Degente all’hospice, riceve visita fiscale
Due giorni dopo muore: «Zero rispetto»

Virginia Corini, 64 anni, malata terminale, era ricoverata a Gorlago da due settimane. I familiari: «Il medico disse: devo fare il mio lavoro». Le scuse dell’Inps: «Si doveva astenere».

Virginia Corini aveva 64 anni, un marito, due figli e quattro nipoti, e fino a prima dell’estate aveva sempre regolarmente lavorato: dal 2000 era dipendente di una cooperativa e poteva contare sulla formula contrattuale del «lavoro domestico». A luglio i primi dolori a una spalla, sintomo di un cancro ai polmoni che l’avrebbe portata alla morte, lo scorso 9 novembre, all’Hospice San Giuseppe di Gorlago, dov’era stata ricoverata due settimane prima e sottoposta alle cure palliative.

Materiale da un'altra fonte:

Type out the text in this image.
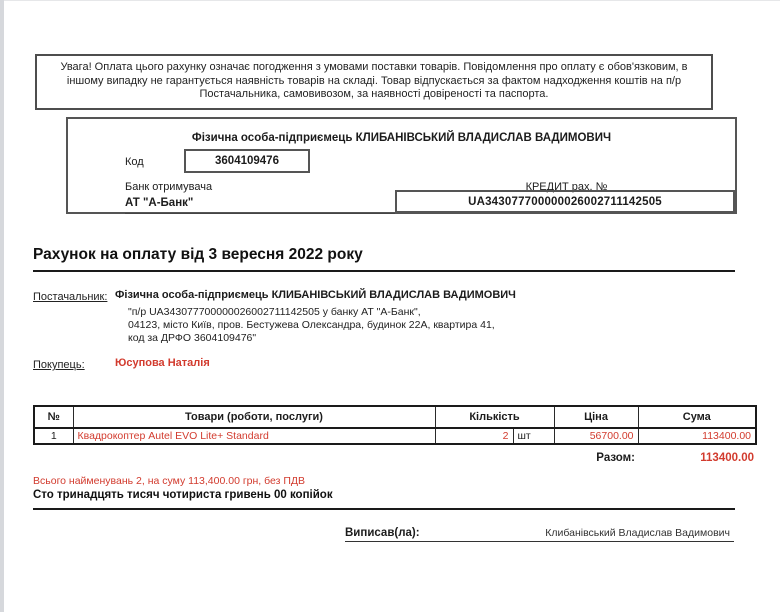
Увага! Оплата цього рахунку означає погодження з умовами поставки товарів. Повідомлення про оплату є обов'язковим, в іншому випадку не гарантується наявність товарів на складі. Товар відпускається за фактом надходження коштів на п/р Постачальника, самовивозом, за наявності довіреності та паспорта.
Фізична особа-підприємець КЛИБАНІВСЬКИЙ ВЛАДИСЛАВ ВАДИМОВИЧ
Код	3604109476
Банк отримувача	КРЕДИТ рах. №
АТ "А-Банк"	UA343077700000026002711142505
Рахунок на оплату від 3 вересня 2022 року
Постачальник: Фізична особа-підприємець КЛИБАНІВСЬКИЙ ВЛАДИСЛАВ ВАДИМОВИЧ
"п/р UA343077700000026002711142505 у банку АТ "А-Банк",
04123, місто Київ, пров. Бестужева Олександра, будинок 22А, квартира 41,
код за ДРФО 3604109476"
Покупець:	Юсупова Наталія
№	Товари (роботи, послуги)	Кількість		Ціна	Сума
1	Квадрокоптер Autel EVO Lite+ Standard	2	шт	56700.00	113400.00
Разом:	113400.00
Всього найменувань 2, на суму 113,400.00 грн, без ПДВ
Сто тринадцять тисяч чотириста гривень 00 копійок
Виписав(ла):	Клибанівський Владислав Вадимович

Peccato che, soltanto due giorni prima, la mattina di giovedì 7 novembre, proprio alla struttura per malati terminali avesse ricevuto la visita medica fiscale. Proprio così: al suo capezzale, accanto ai familiari, imbarazzati e allibiti, è comparso il medico fiscale inviato dall’Inps, incaricato di verificare se Virginia fosse effettivamente in malattia, come risultava dal certificato del suo medico di base. Una situazione incredibile, nella drammaticità di quegli istanti.